Multiple agents per node, and agents to interacting both directly and indirectly. The figure includes an undulating mesh network enhanced by several spatial small-world shortcuts. The ring around each agent shows how far it can see.
Series of classes that allow for the creation and observation of teams of agents that behave as social hierarchies. For each layer of responsibility in the organization, there can be a specific type of Hierarchy Agent that fills that role. These agents have additional capabilities that allow for command and message passing to follow a chain of command. To support this, the simulation can show visualizations of these communication links in a variety of contexts, ranging from lines drawn between the members of the group, to group coloration, to tree views that show the hierarchy by group member name, command, and status.
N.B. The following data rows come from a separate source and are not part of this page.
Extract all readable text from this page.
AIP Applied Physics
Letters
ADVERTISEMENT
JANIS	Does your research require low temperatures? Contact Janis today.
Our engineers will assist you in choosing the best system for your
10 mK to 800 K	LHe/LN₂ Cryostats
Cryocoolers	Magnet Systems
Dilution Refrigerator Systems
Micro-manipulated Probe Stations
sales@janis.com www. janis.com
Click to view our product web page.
GeoGraph provides three classes of proto-agents, from which agents may inherit specific geographic capabilities that correspond to classes of GeoGraph landscapes.
- GeoAgent3D: knows how to navigate networks. It may evaluate nodes within a network-specific neighborhood, and may also compute shortest paths from one node to another along multiple links.
- FreeAgent3D: moves between nodes without following links.
- NodelessAgent3D: a free roaming agent. provides the basis for the Flocking agents.
TerraME: just having different neighbourhood types. The problem arises when we have time associated to moving in the space, according to the weight of the link.
GeoGraphs can import network landscapes and corresponding territorial outline maps from shape files. The original version of GeoGraphs was built for Swarm.